JEFFREY KAHANE WON THE 1983 Arthus Rubinstein International Piano Master Competition. He will be the soloist with the Albany Symphony in Rachmanimoff’s “Rhapsody on a Theme of Paganini,” in the above-mentioned concert. Julius Hegyi will conduct the concerts.

In addition to the music by Rachmaninoff and Beethoven, the program includes “And the Fallen Petals,” by Chou Wen-Chung, a piece described as a short poem for orchestra reflecting a common Chinese artistic philosophy: “Affinity to nature in conception, allusiveness in expression, and terseness in realization.” Another contemporary composer, Lyndol Mitchell, is represented by “Kentucky Mountain Portraits,” three short, folksong-based orchestral pieces written between 1948 and 1956.

Tickets for the concerts are on sale at the Palace box office, the Troy Music Hall, and all CBO outlets. Call 465-4755 for more information.

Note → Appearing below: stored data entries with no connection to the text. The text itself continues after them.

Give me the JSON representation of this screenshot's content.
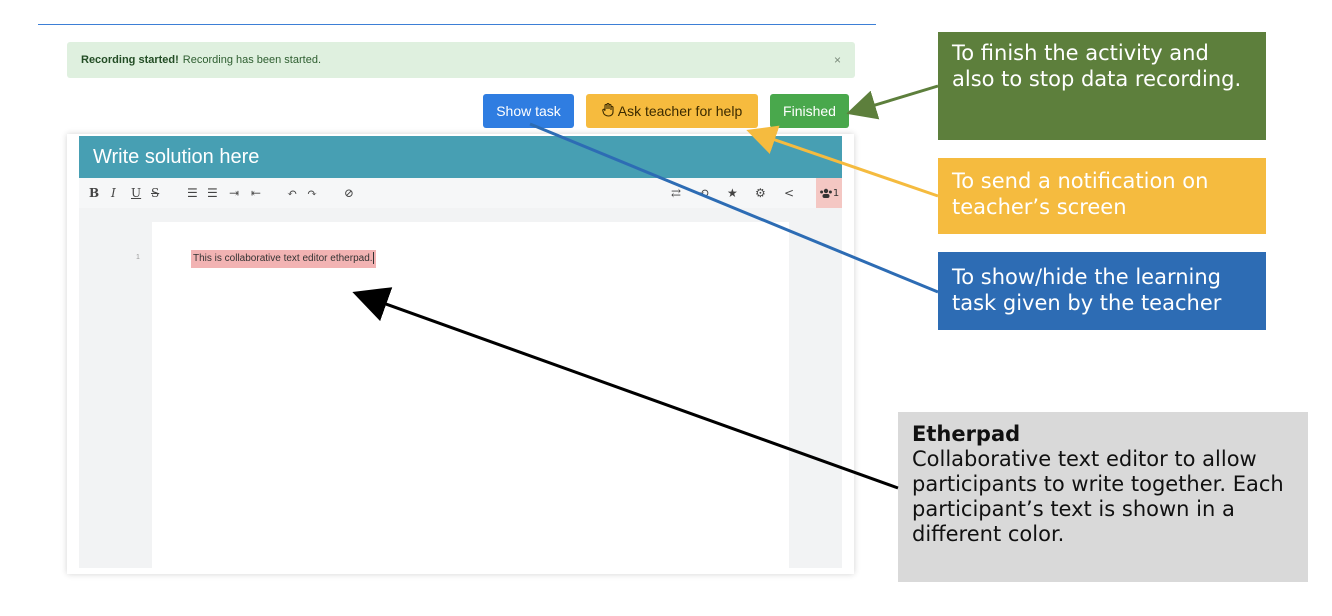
{
  "alert": {
    "strong": "Recording started!",
    "text": "Recording has been started.",
    "close": "×"
  },
  "buttons": {
    "show_task": "Show task",
    "ask_help": "Ask teacher for help",
    "finished": "Finished"
  },
  "panel": {
    "title": "Write solution here"
  },
  "toolbar": {
    "bold": "B",
    "italic": "I",
    "underline": "U",
    "strike": "S",
    "ordered_list": "☰",
    "unordered_list": "☰",
    "indent": "⇥",
    "outdent": "⇤",
    "undo": "↶",
    "redo": "↷",
    "hide": "⊘",
    "import_export": "⇄",
    "history": "⟲",
    "star": "★",
    "settings": "⚙",
    "share": "<",
    "users": "1"
  },
  "editor": {
    "line_number": "1",
    "text": "This is collaborative text editor etherpad."
  },
  "annotations": {
    "finished": "To finish the activity and also to stop data recording.",
    "help": "To send a notification on teacher’s screen",
    "task": "To show/hide the learning task given by the teacher",
    "etherpad_title": "Etherpad",
    "etherpad_text": "Collaborative text editor to allow participants to write together. Each participant’s text is shown in a different color."
  },
  "colors": {
    "header": "#479fb3",
    "show_task": "#2f7de1",
    "ask_help": "#f6bb3e",
    "finished": "#49a84c",
    "note_green": "#5d7f3c",
    "note_yellow": "#f5bb3f",
    "note_blue": "#2d6cb4",
    "note_grey": "#d9d9d9"
  }
}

PIANIST RUTH LAREDO WILL PRESENT a recital in the Main Theater of the Egg on Sunday at 2 P.M. The program will include Beethoven’s Appassiomua Sonata, Samuel Barber’s Piano Sonata, and music of Chopin, Rachmaninoff and Mussorgsky. Laredo appeared at the Egg in 1982 to a sellout crowd, and is well known for her recordings of Rachmaniniff’s complete solo piano works. Tickets are available at the box office at the Egg, and at all CBO outlets.